O Ministério Público do Estado do Maranhão (MPMA) instaurou procedimento administrativo para acompanhar e fiscalizar a regularidade do calendário escolar da Rede Municipal de Ensino de Itapecuru-Mirim, após indícios de descumprimento da legislação educacional quanto à carga horária mínima obrigatória e aos dias letivos presenciais.
A medida foi formalizada por meio da Portaria nº 4/2026 – 3ª PJIMI, assinada pela promotora de Justiça Klycia Luiza Castro de Menezes, titular da 3ª Promotoria de Justiça de Itapecuru-Mirim, com atribuição na defesa da Educação. O documento foi assinado eletronicamente em 27 de janeiro de 2026, disponibilizado no Diário Eletrônico do MPMA em 28 de janeiro e publicado oficialmente em 29 de janeiro de 2026, na edição nº 018/2026.
A apuração teve origem na Notícia de Fato nº 002685-276/2025, instaurada a partir de denúncia sobre irregularidades no Calendário Escolar Municipal de 2025, especialmente no que diz respeito à contabilização de “atividades remotas” realizadas aos sábados para fins de cumprimento da carga horária mínima exigida por lei.
De acordo com o Ministério Público, a prática levanta questionamentos sobre a legalidade do calendário adotado pelo Município, uma vez que a Lei de Diretrizes e Bases da Educação Nacional (Lei nº 9.394/1996) determina a obrigatoriedade de no mínimo 800 horas anuais de efetivo trabalho escolar, distribuídas em 200 dias letivos, excluídos os exames finais.

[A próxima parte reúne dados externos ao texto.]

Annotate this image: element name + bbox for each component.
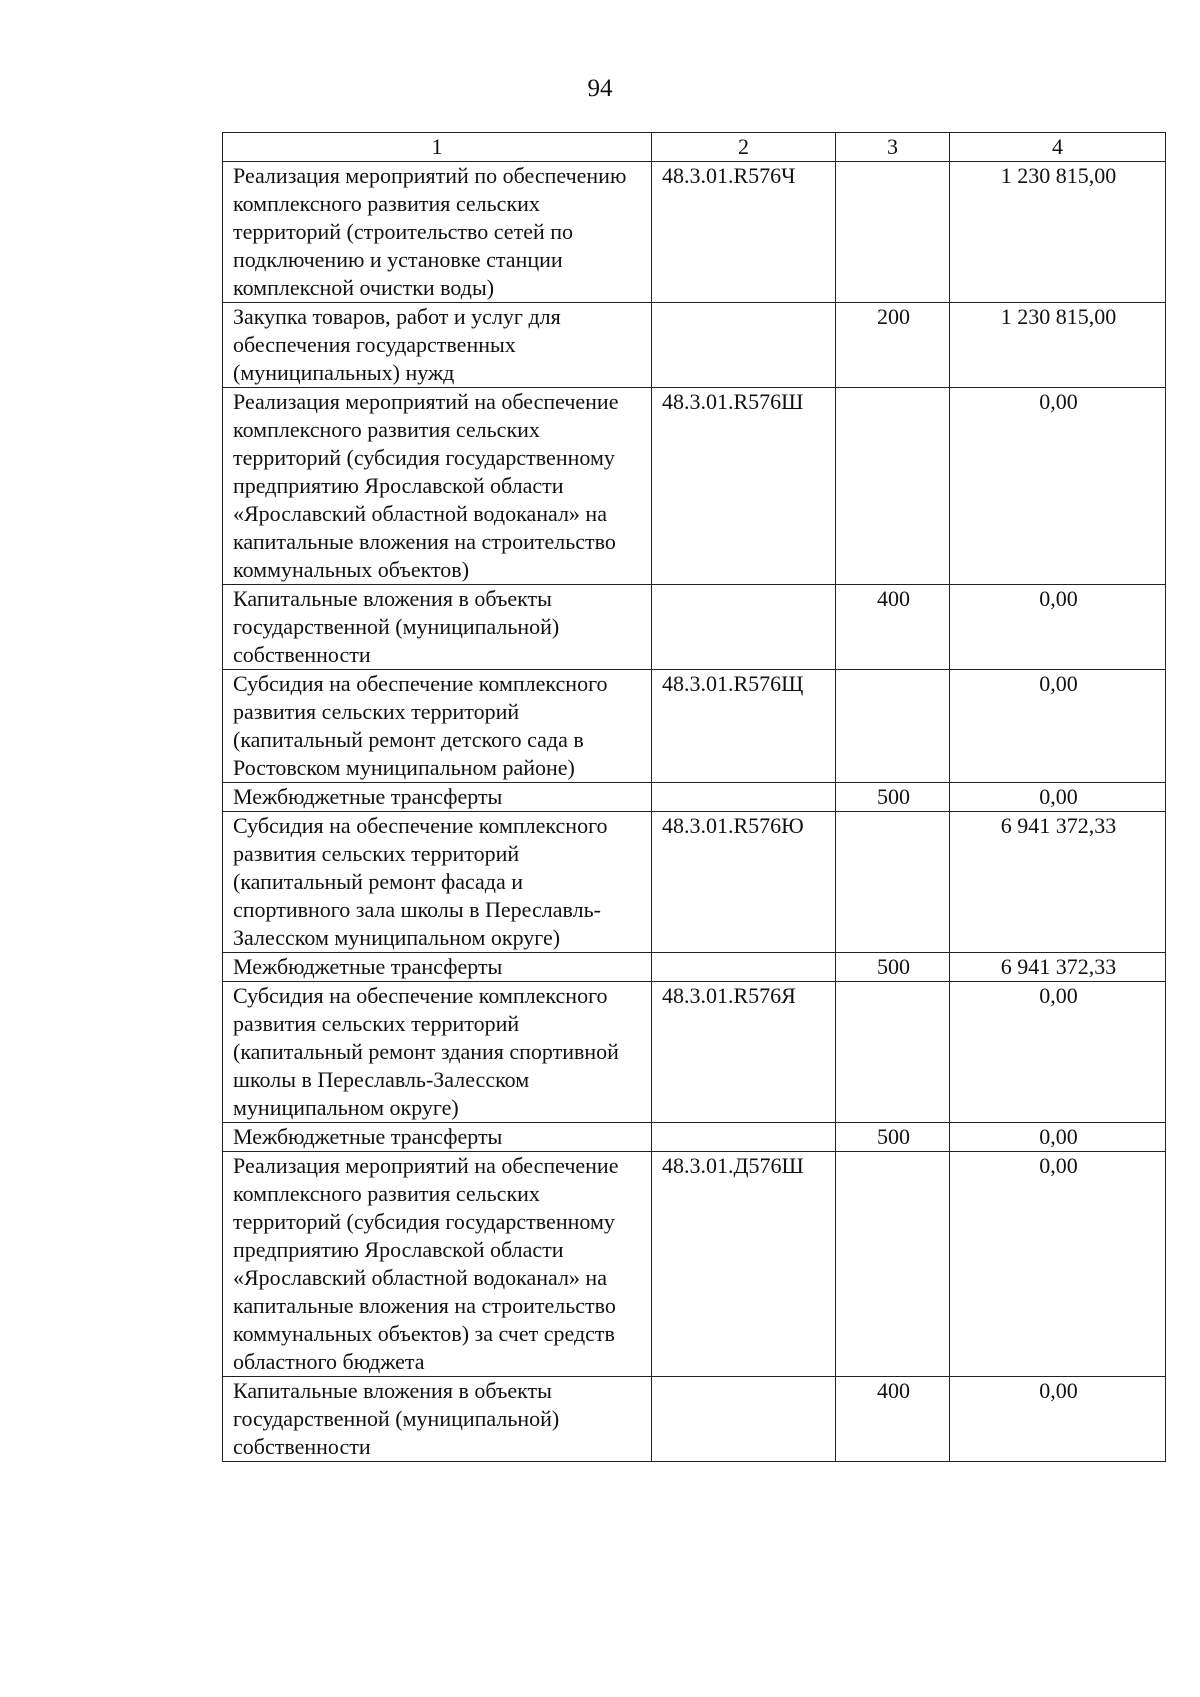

Um ponto considerado sensível pela Promotoria é a informação prestada pelo Conselho Municipal de Educação, que declarou não ter recebido o Calendário Escolar de 2025 para análise e emissão de parecer, além de não ter editado norma autorizando atividades remotas naquele ano letivo. A ausência de manifestação do órgão normativo local reforça a suspeita de que o calendário possa ter sido implementado sem o devido respaldo legal, fragilizando os mecanismos de controle e transparência da política educacional.
Na portaria, a promotora ressalta que a educação é direito fundamental assegurado pelo artigo 205 da Constituição Federal, sendo dever do Estado garantir não apenas o acesso, mas a efetividade do processo de ensino-aprendizagem, o que pressupõe o cumprimento rigoroso da carga horária e da presencialidade, salvo hipóteses legalmente excepcionais.
Diante do quadro, o Ministério Público converteu o feito em Procedimento Administrativo (stricto sensu), nos termos da Resolução nº 174/2017 do CNMP, instrumento destinado ao acompanhamento continuado de políticas públicas. O objetivo é evitar a repetição das irregularidades no ano letivo de 2026 e assegurar que o Município adeque seu calendário aos parâmetros legais.
O procedimento foi autuado e registrado no Sistema Integrado do Ministério Público (SIMP), com designação do servidor Jean Roberto Reis dos Santos como secretário, e teve sua divulgação determinada tanto no Diário Oficial quanto no átrio das Promotorias de Justiça de Itapecuru-Mirim.
O caso expõe um sinal de alerta à gestão municipal da educação, reforçando o papel do Ministério Público no controle social e na fiscalização das políticas públicas educacionais, especialmente diante de práticas administrativas que, sob o argumento de flexibilização, podem comprometer o direito dos estudantes a uma educação regular, presencial e de qualidade.